Our study has some potential limitations. The retrospective design limited the number of covariates we could examine. Some data had not been collected at the time of the pneumonia event, precluding a cause-effect analysis. Although patients had a wide range of duration of followup, potentially leading to misclassification of patients who will develop pneumonia at a later date, the median disease duration was 12 years, allowing a substantial period of time for development of pneumonia.

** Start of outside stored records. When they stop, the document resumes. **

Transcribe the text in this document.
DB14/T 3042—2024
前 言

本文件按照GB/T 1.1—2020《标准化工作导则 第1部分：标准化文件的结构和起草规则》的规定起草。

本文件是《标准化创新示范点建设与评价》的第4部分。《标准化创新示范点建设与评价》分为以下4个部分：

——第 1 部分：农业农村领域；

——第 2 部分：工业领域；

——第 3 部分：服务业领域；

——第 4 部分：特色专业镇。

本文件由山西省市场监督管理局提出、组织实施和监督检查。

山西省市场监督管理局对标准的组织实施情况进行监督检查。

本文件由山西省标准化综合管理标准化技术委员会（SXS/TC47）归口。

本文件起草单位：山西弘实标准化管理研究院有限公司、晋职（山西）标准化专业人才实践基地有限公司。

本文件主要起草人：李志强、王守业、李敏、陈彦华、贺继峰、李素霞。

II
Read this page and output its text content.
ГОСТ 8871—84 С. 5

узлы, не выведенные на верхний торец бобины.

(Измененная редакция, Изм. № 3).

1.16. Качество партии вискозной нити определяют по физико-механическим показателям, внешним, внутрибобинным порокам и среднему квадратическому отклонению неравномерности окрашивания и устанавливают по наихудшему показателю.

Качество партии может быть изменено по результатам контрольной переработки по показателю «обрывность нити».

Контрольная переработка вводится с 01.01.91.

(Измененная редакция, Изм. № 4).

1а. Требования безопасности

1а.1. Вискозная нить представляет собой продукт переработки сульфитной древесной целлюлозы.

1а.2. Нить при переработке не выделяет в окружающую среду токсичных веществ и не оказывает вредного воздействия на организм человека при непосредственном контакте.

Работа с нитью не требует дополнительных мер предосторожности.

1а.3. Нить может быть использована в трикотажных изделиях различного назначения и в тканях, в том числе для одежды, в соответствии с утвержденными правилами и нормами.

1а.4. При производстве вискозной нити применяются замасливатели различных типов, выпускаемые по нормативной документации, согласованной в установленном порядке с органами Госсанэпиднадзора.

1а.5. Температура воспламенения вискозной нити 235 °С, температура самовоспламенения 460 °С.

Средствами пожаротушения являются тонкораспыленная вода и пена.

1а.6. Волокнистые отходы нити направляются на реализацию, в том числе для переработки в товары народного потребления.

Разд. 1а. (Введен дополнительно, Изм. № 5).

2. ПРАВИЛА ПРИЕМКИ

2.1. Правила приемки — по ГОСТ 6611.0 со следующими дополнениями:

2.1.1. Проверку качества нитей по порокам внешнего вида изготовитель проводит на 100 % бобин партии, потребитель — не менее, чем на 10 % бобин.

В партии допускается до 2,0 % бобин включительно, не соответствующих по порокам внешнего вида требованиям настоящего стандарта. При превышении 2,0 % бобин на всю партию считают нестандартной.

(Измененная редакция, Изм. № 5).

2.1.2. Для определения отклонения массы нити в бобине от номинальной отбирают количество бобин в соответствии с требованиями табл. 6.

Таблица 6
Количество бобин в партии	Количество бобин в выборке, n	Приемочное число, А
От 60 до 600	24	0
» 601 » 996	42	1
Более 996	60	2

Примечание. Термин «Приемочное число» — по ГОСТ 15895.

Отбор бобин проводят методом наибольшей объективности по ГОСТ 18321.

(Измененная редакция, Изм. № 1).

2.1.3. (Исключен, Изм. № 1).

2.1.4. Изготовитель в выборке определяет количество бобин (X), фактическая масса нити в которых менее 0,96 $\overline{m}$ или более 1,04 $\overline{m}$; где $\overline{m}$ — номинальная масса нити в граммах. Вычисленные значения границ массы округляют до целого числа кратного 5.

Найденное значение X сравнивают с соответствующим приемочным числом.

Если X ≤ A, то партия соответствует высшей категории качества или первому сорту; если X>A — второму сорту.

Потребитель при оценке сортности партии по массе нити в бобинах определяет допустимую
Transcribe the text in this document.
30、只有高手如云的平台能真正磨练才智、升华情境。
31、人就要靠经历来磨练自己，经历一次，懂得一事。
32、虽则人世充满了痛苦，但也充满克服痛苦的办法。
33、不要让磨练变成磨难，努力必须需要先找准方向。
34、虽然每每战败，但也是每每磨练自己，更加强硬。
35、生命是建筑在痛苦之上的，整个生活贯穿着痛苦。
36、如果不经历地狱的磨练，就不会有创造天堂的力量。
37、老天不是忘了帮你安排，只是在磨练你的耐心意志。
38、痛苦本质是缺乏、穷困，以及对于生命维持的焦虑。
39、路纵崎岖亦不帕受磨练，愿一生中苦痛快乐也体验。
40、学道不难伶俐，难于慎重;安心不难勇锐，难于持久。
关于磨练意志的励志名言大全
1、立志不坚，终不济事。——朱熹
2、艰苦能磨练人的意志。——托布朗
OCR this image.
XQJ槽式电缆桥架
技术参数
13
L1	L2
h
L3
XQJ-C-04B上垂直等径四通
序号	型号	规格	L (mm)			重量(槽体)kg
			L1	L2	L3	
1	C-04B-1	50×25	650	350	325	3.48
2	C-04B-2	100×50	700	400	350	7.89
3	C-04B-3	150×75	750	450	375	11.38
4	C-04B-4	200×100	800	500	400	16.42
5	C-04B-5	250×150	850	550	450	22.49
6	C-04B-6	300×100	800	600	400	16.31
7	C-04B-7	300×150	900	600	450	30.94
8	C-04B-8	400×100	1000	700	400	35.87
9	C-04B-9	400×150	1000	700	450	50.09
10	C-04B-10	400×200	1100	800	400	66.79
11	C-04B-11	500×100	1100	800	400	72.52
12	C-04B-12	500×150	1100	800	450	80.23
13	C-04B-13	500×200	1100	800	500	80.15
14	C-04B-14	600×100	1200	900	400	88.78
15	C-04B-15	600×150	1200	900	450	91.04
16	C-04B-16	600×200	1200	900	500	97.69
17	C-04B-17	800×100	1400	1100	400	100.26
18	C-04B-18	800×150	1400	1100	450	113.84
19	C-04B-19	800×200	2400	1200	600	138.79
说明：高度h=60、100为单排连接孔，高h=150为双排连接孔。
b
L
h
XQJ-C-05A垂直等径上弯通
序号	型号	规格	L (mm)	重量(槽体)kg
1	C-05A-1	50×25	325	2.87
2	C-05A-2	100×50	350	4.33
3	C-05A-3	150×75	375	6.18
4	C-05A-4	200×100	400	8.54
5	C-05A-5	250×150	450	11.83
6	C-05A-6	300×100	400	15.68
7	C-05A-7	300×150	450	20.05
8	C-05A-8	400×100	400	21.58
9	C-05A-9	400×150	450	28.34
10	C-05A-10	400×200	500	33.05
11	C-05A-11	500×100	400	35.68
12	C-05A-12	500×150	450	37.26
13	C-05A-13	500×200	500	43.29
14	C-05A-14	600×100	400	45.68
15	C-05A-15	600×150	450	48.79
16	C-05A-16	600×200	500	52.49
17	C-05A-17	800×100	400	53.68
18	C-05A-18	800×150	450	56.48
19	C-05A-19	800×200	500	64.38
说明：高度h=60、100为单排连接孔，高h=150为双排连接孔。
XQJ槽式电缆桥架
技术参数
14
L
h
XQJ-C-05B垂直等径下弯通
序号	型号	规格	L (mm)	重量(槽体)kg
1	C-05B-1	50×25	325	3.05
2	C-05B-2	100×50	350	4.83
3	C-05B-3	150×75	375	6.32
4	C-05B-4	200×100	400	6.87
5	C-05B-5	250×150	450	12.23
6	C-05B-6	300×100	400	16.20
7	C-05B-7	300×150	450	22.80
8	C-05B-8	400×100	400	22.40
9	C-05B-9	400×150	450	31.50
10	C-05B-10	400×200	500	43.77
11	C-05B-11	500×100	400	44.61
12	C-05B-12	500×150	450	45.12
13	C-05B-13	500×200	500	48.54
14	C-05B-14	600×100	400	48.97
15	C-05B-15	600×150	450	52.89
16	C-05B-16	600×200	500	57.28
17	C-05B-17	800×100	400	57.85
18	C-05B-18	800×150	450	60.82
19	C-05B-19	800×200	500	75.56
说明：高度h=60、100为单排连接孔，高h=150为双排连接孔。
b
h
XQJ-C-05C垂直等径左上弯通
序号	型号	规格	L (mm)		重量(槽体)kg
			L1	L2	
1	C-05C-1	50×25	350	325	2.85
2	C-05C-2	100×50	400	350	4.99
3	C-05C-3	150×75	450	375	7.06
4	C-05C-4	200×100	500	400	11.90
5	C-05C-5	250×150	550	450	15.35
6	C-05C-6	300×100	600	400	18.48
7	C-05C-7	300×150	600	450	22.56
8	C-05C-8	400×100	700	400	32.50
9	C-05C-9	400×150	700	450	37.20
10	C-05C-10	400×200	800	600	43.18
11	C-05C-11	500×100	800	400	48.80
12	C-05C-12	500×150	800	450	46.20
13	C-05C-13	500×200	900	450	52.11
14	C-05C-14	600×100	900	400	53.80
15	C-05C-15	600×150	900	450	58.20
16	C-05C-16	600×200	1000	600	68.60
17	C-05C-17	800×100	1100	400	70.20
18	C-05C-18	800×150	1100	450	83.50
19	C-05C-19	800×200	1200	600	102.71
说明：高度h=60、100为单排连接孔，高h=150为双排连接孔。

Further, the length of followup did not differ between patients and controls. Sample size is a further limitation of our study, and larger studies are necessary to confirm these results.

The low prevalence of classic risk factors for pneumonia in our study did not allow firm conclusions on the relative importance of comorbidities, such as COPD or renal insufficiency, as risk factors for pneumonia in SLE. However, their low prevalence suggests that comorbidities have little clinical relevance as risk factors for pneumonia in SLE.

Microbiological confirmation of diagnosis was documented in only 8 cases (19.5%). This low rate of etiologic diagnoses could be explained by a tendency to treat patients with antibiotics early and aggressively when a severe infection is suspected, which would entail a low performance of cultures. Nevertheless, this result does not differ significantly from data in other reports, which range from 10% to 71.5% for etiological diagnosis of pneumonia cases in SLE^8,46. On the other hand, the cumulative incidence of acute lupus pneumonitis in our cohort was 4% (unpublished data), a rate very close to those reported in recent literature⁴⁷, suggesting a low probability of misclassification of pneumonia events in this study.

The incidence of pneumonia in patients with SLE is substantially higher compared with that of the general population. Certain genetic variants of FCGR2A appear to predispose SLE patients to pneumonia. Pneumonia is more frequent in patients with severe SLE, and this predisposition appears to be to some extent independent of the use of immunosuppressive therapy. As suggested by current literature, infections, pneumonia in our study, might be a severity marker of SLE.